Tuesday, 25 March 2014 at 12:00-13:00
Hexagram Resource Centre EV 11.705
Concordia University, Montréal



Description: My research interests encompass food systems and cultural processes that cross design theory, food history and media studies. For this presentation, I will highlight my recent work from urban food environments in Montreal. I discuss the dominant yet vernacular food materials of the built environment and my interactions with them in ways that are attentive to my ecological and cultural knowledge of the city.

Bio: I am a first year INDI PhD student in Fine Arts. I hold a Master of Arts degree from University of British Columbia. My thesis, Cultivating Change, examined the role of new media technologies and DIY mapping in enabling local food movements, and working in the Interior of British Columbia with community groups, activists and farmers. My research focus for the last several years has spanned environmental change, food studies, social movements and community development. At Concordia, my focus is on research-creation within design activism to explore ideas around intercultural food systems, including the interactions of the built environment and community engagement.

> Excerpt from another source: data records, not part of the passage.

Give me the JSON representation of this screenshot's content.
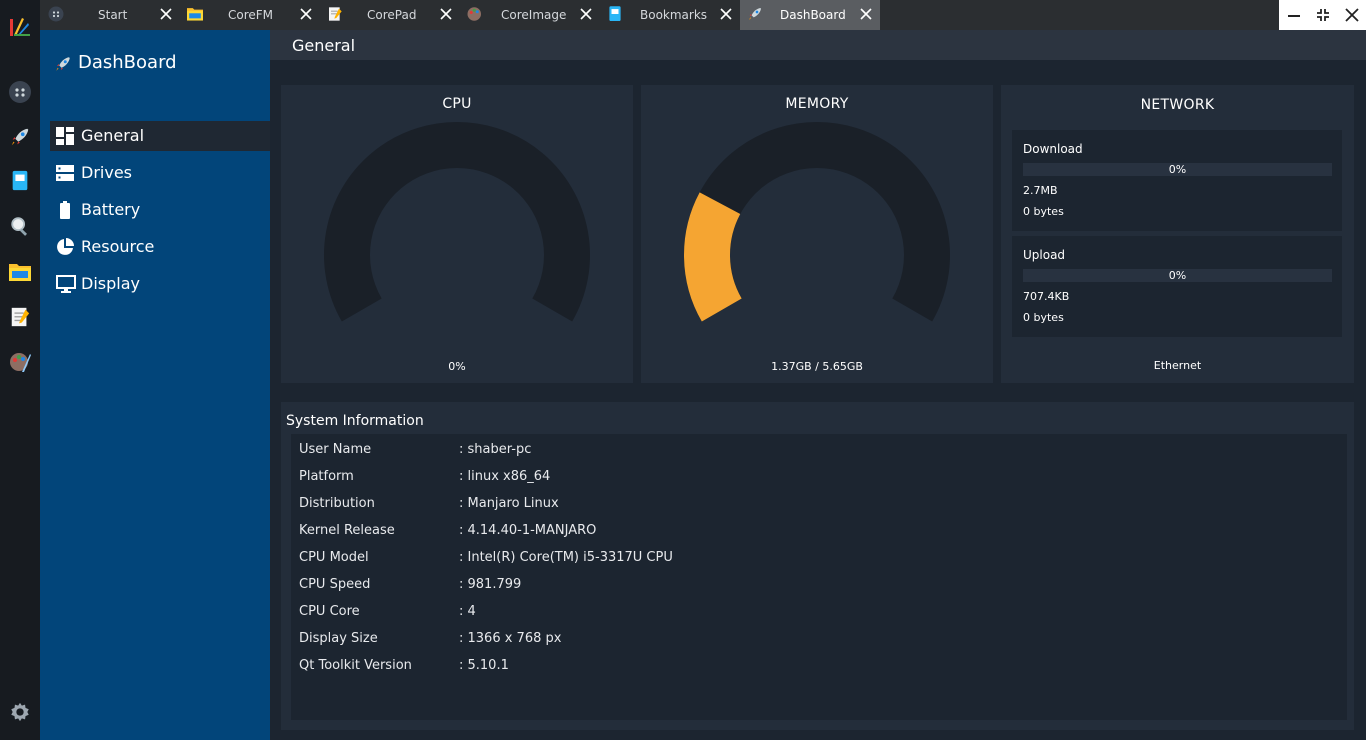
{
  "dock": {
    "items": [
      "corestuff-logo-icon",
      "start-icon",
      "dashboard-icon",
      "bookmarks-icon",
      "search-icon",
      "folder-icon",
      "notepad-icon",
      "coreimage-icon",
      "settings-icon"
    ]
  },
  "tabs": [
    {
      "label": "Start",
      "icon": "start-icon"
    },
    {
      "label": "CoreFM",
      "icon": "folder-icon"
    },
    {
      "label": "CorePad",
      "icon": "notepad-icon"
    },
    {
      "label": "CoreImage",
      "icon": "coreimage-icon"
    },
    {
      "label": "Bookmarks",
      "icon": "bookmarks-icon"
    },
    {
      "label": "DashBoard",
      "icon": "rocket-icon",
      "active": true
    }
  ],
  "sidebar": {
    "title": "DashBoard",
    "items": [
      {
        "label": "General",
        "icon": "grid-icon",
        "active": true
      },
      {
        "label": "Drives",
        "icon": "drives-icon"
      },
      {
        "label": "Battery",
        "icon": "battery-icon"
      },
      {
        "label": "Resource",
        "icon": "pie-icon"
      },
      {
        "label": "Display",
        "icon": "monitor-icon"
      }
    ]
  },
  "main": {
    "title": "General",
    "cpu": {
      "title": "CPU",
      "value": "0%",
      "fraction": 0.0
    },
    "memory": {
      "title": "MEMORY",
      "value": "1.37GB / 5.65GB",
      "fraction": 0.242
    },
    "network": {
      "title": "NETWORK",
      "download": {
        "label": "Download",
        "percent": "0%",
        "total": "2.7MB",
        "rate": "0 bytes"
      },
      "upload": {
        "label": "Upload",
        "percent": "0%",
        "total": "707.4KB",
        "rate": "0 bytes"
      },
      "interface": "Ethernet"
    },
    "sysinfo": {
      "title": "System Information",
      "rows": [
        {
          "key": "User Name",
          "value": ": shaber-pc"
        },
        {
          "key": "Platform",
          "value": ": linux x86_64"
        },
        {
          "key": "Distribution",
          "value": ": Manjaro Linux"
        },
        {
          "key": "Kernel Release",
          "value": ": 4.14.40-1-MANJARO"
        },
        {
          "key": "CPU Model",
          "value": ": Intel(R) Core(TM) i5-3317U CPU"
        },
        {
          "key": "CPU Speed",
          "value": ": 981.799"
        },
        {
          "key": "CPU Core",
          "value": ": 4"
        },
        {
          "key": "Display Size",
          "value": ": 1366 x 768 px"
        },
        {
          "key": "Qt Toolkit Version",
          "value": ": 5.10.1"
        }
      ]
    }
  },
  "colors": {
    "accent_gauge": "#f5a532",
    "gauge_track": "#1a2028",
    "sidebar": "#02457a"
  }
}
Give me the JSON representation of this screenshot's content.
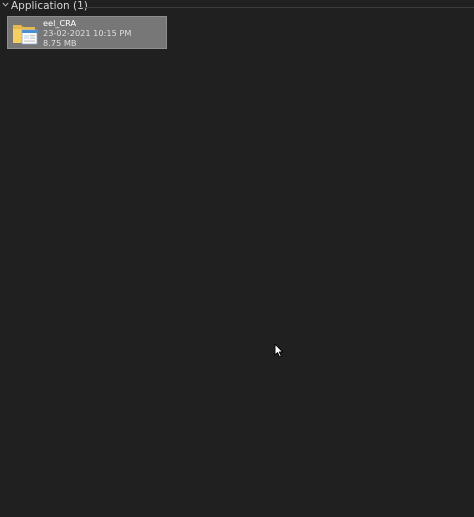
{
  "group": {
    "title": "Application (1)"
  },
  "items": [
    {
      "name": "eel_CRA",
      "modified": "23-02-2021 10:15 PM",
      "size": "8.75 MB",
      "icon": "application-icon"
    }
  ],
  "colors": {
    "background": "#202020",
    "tile_selected": "#777777",
    "text": "#d6d6d6"
  }
}
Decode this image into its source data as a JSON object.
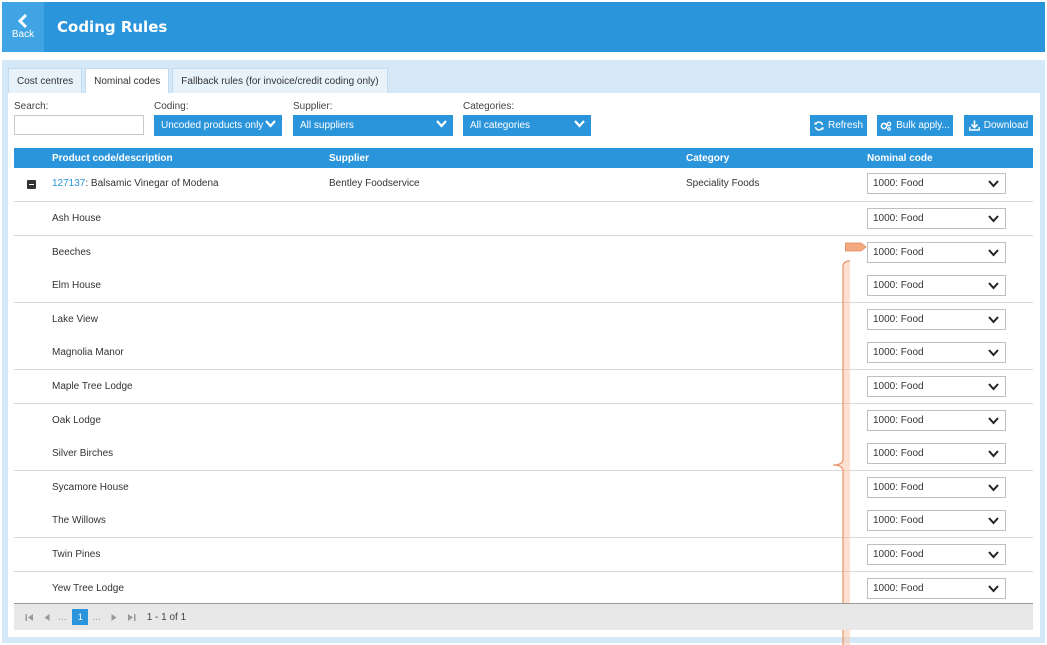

“Three everyday energy ecologies,” a talk by Peter Weibrecht

Tuesday, 18 March 2014 at 12:00-13:00
Hexagram Resource Centre EV 11.705
Concordia University, Montréal
Description: On the basis of Felix Guattari’s three ecologies, the talk/paper expands the term everyday energy ecologies by dividing it into three interrelating categories, which are called everyday mental energy ecology, everyday social energy ecology and everyday environmental energy ecology. The three energy ecologies are each exemplified with a design that shows how the values of an ecology can be concretized. The three strategies are based on the notion that interaction design is situated in contexts and has complex relations, and therefore exists within an ecology. There is a potential to create more vital and sustainable energy ecologies that can be explored, by addressing the problematics relating to energy, from the standpoint of design.
Bio: Peter Weibrecht is studying a master in Digital Design – IT, aesthetics and interaction at Aarhus University and is on an intern residency at The Sense Lab before returning to Aarhus for writing his master thesis. His work is primarily concerned with interaction design from a critical perspective, where the digital as an immaterial material and aesthetics in art, architecture and design serves as key interests in his research. Also within this field he has practically worked with physical computing, digital installations, and aesthetic and engaging interactions throughout prototyping.